Bad Company

A special-edition Office Space tops our pop-culture picks of the week.

Culture Jamming
Boxed in: If you look hard, you'll find Office Space's Stephen Root buried there among all the TPS reports.
Boxed in: If you look hard, you'll find Office Space's Stephen Root buried there among all the TPS reports.
DVD -- Office Space: Special Edition With Flair: Working for the man has never been funnier. Or more horribly real. The cult classic about a cubicle dweller stuck in his own personal six-foot-by-six-foot square of hell dives into corporate issues and situations Dilbert would never dare touch. DVD extras include deleted scenes and a new featurette that provides insight and even more cringeworthy moments. We know. We saw the TPS report.

BOOK -- The Beatles: The Biography: This massive -- almost 1,000 pages -- history of the Fab Four doesn't really reveal anything new. (Unless an eyewitness account of the death of John Lennon's mum makes you shout, "Yeah, yeah, yeah.") But writer Bob Spitz sure has done his homework. From Lennon and Paul McCartney's first meeting to the lawyer-assisted breakup, this bio is even more sprawling than The White Album.

DVD -- Charlie and the Chocolate Factory: Johnny Depp's way over-the-top performance as candy man Willy Wonka anchors last summer's hit movie, a fast and feisty remake that makes the original look like a sugar-free jellybean. Tim Burton directs with the same skewed hand that created Beetlejuice and Edward Scissorhands -- and the results are just as bizarre (dig the nut-busting squirrels!). The two-disc deluxe edition includes several making-of docs, games, and the story behind all those Oompa-Loompas. Sweet!

TV -- Extras: Our favorite new show wraps up its criminally short season (six episodes? We've been robbed!) at 10:30 p.m.

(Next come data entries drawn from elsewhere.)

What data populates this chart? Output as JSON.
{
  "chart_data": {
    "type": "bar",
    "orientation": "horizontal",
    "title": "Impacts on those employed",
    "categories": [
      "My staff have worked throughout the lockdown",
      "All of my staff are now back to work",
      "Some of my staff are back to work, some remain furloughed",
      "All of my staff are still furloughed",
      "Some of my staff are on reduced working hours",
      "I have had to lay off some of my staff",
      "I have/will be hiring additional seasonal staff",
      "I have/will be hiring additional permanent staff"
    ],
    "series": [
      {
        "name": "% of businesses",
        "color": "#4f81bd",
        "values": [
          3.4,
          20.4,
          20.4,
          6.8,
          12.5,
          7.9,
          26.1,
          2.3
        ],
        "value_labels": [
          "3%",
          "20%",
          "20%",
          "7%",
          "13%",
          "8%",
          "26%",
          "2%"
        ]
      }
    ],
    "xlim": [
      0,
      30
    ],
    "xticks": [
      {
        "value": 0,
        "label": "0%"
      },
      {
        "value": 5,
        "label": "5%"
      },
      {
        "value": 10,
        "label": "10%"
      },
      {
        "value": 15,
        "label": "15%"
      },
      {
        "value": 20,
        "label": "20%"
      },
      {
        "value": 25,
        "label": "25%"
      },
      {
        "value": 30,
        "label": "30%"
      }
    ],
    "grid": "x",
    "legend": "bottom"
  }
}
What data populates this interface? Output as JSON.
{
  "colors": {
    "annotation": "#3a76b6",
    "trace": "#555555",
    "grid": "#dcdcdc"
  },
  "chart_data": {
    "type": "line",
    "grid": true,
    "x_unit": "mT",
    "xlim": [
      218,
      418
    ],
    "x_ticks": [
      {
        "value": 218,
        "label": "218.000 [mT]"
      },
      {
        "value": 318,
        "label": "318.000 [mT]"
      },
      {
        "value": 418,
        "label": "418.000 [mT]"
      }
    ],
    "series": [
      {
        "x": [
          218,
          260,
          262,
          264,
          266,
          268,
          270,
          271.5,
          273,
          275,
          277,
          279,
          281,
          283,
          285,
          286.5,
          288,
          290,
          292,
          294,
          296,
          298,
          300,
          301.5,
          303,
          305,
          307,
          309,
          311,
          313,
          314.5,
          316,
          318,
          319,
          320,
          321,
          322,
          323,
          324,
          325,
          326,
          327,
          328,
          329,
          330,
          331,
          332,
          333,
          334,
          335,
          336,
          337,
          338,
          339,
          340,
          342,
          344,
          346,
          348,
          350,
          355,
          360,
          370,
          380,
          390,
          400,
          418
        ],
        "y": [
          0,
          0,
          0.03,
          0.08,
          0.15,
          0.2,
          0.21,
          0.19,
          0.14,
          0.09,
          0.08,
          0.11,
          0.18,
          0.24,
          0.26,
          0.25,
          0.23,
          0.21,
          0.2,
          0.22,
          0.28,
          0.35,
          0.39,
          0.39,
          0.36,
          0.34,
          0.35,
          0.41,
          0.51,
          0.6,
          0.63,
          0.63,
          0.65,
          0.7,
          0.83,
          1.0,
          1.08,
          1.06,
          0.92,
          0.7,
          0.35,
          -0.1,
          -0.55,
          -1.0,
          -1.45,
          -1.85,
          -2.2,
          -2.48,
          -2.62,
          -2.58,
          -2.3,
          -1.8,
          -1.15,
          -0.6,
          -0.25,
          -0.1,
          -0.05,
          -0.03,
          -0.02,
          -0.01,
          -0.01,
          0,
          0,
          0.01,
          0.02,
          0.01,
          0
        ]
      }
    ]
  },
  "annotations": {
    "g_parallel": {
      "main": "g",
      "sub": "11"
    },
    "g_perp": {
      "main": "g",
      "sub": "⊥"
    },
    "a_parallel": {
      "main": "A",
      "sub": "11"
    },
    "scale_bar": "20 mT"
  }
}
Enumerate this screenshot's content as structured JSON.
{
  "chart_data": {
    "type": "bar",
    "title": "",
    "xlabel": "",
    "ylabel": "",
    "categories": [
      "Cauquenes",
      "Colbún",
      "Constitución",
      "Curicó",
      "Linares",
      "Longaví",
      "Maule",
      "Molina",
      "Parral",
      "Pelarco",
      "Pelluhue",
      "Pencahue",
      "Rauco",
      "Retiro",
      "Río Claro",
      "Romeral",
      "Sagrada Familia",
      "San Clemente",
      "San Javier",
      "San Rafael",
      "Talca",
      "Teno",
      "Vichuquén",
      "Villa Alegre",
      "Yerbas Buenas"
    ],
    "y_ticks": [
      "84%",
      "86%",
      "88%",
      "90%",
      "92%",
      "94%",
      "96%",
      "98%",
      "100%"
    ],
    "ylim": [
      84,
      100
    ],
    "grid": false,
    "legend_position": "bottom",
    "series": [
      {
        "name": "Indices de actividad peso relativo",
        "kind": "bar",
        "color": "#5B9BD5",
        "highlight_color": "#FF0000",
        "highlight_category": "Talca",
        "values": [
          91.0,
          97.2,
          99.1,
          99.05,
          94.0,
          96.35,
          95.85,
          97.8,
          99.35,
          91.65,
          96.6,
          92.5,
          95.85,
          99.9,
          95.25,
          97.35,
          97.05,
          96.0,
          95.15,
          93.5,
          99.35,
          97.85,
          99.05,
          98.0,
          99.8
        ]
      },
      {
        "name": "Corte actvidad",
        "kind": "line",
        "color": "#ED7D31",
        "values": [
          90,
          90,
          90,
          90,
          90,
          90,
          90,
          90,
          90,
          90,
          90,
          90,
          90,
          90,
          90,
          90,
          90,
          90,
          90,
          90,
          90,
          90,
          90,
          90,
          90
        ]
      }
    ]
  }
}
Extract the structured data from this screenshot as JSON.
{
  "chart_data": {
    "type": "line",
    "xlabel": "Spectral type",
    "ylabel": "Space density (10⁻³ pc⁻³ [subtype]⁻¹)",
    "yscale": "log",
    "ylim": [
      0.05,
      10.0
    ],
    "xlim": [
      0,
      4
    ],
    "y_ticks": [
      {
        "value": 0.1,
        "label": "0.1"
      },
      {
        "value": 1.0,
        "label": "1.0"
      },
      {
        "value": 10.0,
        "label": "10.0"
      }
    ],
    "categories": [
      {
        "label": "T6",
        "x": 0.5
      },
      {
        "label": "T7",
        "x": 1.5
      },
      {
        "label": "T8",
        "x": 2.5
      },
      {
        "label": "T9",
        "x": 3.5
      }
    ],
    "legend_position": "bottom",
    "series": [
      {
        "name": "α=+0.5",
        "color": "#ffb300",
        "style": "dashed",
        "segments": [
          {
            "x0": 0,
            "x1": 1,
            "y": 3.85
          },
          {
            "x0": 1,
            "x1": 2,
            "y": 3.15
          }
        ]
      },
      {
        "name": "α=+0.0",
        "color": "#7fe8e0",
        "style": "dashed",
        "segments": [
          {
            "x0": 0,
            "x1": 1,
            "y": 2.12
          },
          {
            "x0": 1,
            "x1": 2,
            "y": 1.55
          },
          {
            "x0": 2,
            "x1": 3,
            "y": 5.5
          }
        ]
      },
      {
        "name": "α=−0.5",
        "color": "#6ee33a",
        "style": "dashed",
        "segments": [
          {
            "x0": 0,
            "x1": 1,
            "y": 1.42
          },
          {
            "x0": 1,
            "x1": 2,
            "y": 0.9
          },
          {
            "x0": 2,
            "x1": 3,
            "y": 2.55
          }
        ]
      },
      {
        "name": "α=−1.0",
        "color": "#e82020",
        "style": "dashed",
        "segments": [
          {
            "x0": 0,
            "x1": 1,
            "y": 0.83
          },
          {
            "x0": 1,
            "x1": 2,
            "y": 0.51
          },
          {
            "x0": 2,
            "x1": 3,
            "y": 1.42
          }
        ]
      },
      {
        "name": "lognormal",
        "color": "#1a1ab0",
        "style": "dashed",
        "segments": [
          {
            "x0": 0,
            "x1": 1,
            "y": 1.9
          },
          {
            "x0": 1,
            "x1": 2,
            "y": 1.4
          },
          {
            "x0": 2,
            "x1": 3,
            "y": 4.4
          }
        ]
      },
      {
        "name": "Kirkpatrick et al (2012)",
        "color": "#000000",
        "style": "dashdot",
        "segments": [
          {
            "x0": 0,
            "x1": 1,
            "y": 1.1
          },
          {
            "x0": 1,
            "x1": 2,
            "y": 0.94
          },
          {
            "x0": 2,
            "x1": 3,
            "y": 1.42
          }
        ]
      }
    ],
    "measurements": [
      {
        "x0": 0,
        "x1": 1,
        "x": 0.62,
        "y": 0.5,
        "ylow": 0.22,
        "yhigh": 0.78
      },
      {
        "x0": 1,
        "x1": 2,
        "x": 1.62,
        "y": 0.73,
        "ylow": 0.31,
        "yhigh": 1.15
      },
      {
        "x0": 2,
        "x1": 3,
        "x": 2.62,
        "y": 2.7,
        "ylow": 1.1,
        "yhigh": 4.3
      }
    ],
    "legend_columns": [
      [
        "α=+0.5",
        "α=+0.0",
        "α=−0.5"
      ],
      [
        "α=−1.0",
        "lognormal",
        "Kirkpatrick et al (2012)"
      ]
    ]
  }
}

Sunday on HBO. Andy (the always-superb Ricky Gervais) nearly ruins his chance at a sitcom deal by referring to a BBC collaborator as "too gay." But even he is upstaged by Star Trek: The Next Generation's randy Patrick Stewart, who has more than phasers and warp speed on his mind.

MOVIE -- Jarhead: Jake Gyllenhaal, Peter Sarsgaard, and Jamie Foxx star in this faithful adaptation of Anthony Swofford's candid memoir about the Gulf War. Director Sam Mendes (American Beauty) nails the dreamlike nature and brain-draining dreariness of warfare. Dark days and even darker humor haunt a unit of Marine snipers as they make their way through this desert storm of a war flick, which recalls M*A*S*H, Three Kings, Full Metal Jacket, and Apocalypse Now. Smells like . . . Oscar!

PRODUCT -- V.Smile Pocket Learning System: Think of this handheld videogame system (which can also be plugged into your TV) as a child's step toward adulthood. Like a first car or apartment, this cool toy -- which includes game cartridges featuring SpongeBob SquarePants and other pop-culture icons -- prepares kids for something bigger and better down the line -- like the PlayStation 3. Best part: It's just as much fun for Mom and Dad, who'll get so caught up in flipping Crabby Patties that they'll be fighting the little one for game time. Enjoy it now -- they'll be fragging demons from hell in no time.

COURTESY FLUSH, PLEASE -- I Am Me: We really don't mean to hate on Ashlee Simpson. Really. We kinda liked hearing "Pieces of Me" on the radio three dozen times a day. But on her new CD, Jessica's little sis isn't sure who she wants to be (ironic, given the album's title): Sullen punk? Pop-chewing teen? Sultry balladeer? Distaff cock-rocker? Simpson tries them all on, and each time is as awkward as her clumsy hoedown on Saturday Night Live last year.